Being stopped by a cop doesn’t always require a citation. According to seasoned traffic cops at www.thrillist.com, if you follow these seven fundamentals you’ll have a good chance to avoid a ticket before the cop starts writing it:
- Check your mindset. You do not own the road. Driving is a privilege, not a right. Develop the key attitude for beating a traffic ticket in California: humility.
- Red lights mean pull over. Immediately use your turn signals to let the cop know you’re cooperating. Make it easy on the cop by pulling over where there’s plenty of room for him to walk to your car without getting hit by a truck or falling off a cliff.
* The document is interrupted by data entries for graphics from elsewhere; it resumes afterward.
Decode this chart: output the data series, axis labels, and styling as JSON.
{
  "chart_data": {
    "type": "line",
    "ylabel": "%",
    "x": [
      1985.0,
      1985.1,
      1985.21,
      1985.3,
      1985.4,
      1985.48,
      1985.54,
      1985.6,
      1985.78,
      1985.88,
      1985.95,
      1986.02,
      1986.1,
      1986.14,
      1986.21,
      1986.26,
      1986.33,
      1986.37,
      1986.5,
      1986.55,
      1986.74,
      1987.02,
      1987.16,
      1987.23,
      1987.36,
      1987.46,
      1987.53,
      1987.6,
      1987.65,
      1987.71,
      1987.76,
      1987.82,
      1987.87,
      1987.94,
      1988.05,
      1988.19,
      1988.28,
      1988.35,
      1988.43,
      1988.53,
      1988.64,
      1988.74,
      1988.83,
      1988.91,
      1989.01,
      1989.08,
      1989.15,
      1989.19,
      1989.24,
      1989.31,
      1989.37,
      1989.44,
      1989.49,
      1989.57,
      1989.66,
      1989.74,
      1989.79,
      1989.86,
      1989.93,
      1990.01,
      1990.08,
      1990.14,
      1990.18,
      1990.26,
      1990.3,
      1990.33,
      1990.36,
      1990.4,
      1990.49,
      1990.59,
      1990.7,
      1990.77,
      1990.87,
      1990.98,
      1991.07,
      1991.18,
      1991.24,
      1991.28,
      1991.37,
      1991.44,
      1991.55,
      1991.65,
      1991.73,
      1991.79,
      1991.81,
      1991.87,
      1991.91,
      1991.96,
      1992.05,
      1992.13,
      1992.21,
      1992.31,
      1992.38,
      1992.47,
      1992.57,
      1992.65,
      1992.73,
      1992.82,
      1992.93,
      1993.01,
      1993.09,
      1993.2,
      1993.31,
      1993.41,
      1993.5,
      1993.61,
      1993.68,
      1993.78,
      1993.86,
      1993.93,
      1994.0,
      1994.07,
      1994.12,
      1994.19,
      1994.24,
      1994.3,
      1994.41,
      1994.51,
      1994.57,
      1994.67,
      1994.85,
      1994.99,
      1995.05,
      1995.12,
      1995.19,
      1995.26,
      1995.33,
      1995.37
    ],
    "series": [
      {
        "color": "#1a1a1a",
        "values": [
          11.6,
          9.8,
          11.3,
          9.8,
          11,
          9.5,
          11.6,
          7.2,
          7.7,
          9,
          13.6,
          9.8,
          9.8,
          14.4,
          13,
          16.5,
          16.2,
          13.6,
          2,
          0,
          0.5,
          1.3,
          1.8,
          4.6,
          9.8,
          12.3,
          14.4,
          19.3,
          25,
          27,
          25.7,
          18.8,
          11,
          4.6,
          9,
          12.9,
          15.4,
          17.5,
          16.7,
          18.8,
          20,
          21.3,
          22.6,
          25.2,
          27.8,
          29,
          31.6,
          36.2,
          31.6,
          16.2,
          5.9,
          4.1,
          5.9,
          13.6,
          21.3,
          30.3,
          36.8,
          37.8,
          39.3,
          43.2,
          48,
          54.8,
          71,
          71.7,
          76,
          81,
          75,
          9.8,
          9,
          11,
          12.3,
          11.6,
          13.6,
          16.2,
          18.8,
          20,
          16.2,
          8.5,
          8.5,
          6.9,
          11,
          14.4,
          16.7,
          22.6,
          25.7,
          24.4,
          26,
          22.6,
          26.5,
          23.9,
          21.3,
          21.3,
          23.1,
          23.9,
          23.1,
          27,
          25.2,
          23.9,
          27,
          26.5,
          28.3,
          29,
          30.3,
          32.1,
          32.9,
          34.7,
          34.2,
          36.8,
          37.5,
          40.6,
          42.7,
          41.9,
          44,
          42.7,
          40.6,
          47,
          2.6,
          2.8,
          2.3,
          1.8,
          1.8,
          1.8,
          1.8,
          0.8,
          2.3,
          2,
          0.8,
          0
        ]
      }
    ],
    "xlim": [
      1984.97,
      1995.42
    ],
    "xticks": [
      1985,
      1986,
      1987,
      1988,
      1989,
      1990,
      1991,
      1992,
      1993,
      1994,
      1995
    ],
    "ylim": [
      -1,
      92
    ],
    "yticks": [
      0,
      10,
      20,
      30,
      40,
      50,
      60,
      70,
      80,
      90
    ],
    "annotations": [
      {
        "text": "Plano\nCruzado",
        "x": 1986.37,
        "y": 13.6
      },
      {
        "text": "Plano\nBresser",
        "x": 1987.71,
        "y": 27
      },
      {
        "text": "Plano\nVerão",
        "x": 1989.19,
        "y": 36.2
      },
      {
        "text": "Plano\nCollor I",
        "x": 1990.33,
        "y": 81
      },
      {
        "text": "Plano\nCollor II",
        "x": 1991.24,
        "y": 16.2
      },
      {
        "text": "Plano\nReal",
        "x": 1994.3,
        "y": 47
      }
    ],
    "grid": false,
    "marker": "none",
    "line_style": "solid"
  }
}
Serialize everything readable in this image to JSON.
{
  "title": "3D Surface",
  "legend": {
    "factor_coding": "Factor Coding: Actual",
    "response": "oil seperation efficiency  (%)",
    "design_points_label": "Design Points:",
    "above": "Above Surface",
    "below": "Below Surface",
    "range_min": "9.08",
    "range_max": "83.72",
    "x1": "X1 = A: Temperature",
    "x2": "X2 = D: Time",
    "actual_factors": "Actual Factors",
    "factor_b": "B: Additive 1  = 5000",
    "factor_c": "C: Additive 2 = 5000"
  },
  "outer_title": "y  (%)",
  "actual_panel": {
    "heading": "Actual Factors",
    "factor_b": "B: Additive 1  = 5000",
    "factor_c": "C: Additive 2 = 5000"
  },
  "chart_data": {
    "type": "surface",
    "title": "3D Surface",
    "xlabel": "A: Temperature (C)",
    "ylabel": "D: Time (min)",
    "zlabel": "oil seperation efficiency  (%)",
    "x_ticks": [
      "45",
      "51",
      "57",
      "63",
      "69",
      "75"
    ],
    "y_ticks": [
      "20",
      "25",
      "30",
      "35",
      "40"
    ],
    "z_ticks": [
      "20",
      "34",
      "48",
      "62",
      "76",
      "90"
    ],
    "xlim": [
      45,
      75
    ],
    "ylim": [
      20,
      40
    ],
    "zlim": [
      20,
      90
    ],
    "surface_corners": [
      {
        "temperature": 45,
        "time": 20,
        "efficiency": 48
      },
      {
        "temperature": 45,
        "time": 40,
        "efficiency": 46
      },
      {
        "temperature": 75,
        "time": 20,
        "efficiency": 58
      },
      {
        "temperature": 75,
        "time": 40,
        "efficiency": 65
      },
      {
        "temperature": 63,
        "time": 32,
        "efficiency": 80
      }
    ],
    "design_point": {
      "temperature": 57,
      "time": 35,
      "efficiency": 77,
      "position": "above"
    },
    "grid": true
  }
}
- Shift into Park, turn off the ignition and roll down both front windows. Cops often choose the passenger side to greet you. If it’s dark, turn on your interior dome light so the cop can see you clearly.
- Place both hands on your steering wheel. Don’t do anything else. For all the cop knows, you just robbed a liquor store. Sit still. Let the cop check you out, look in the back seat and realize you’re no threat. As retired cop Matt Episcopo says, “A relaxed cop is a happy cop” ( http://mattepiscopo.com/ ).
- Make eye contact. Smile. Just say “Hi.” The response is usually “Do you know how fast you were going?” or “Did you see that stop sign back there?” What you say next MATTERS. Curt, one-word answers are not good answers. “I’m not really sure” or “I didn’t realize how fast I was going” are better conversation-starters. Don’t play dumb, but don’t admit you were doing 90 in a 35 zone.
- Be cooperative. Let the cop know you care about highway safety, that you’re sorry for your dumb mistake. Don’t beg, don’t cry, whimper, flirt, or start whipping out cards other cops gave you at the latest Chamber of Commerce “coffee with a cop” meeting. If you’re military, clergy, or the father/son/mother/daughter of a cop, make reference to that. Cops respect other members of the law enforcement “family.”
- Keep it lighthearted. Try to get the cop to smile with a couple of lines about how you hope his day is going better than yours (maybe because your kid just puked in the back seat). If you can make him pause before going back to his car (where he’ll find out more about you than your mother knows) to get his ticket book, you’ve got a good shot. Now is the time to ask for a warning instead of a ticket.
Cops don’t stop you without a reason. As officers dealing with this issue at https://www.reddit.com suggest, once you’ve been stopped, the likelihood of a citation is high. But treating the cop who stops you with respect and good humor will always improve the odds of beating a traffic ticket in California.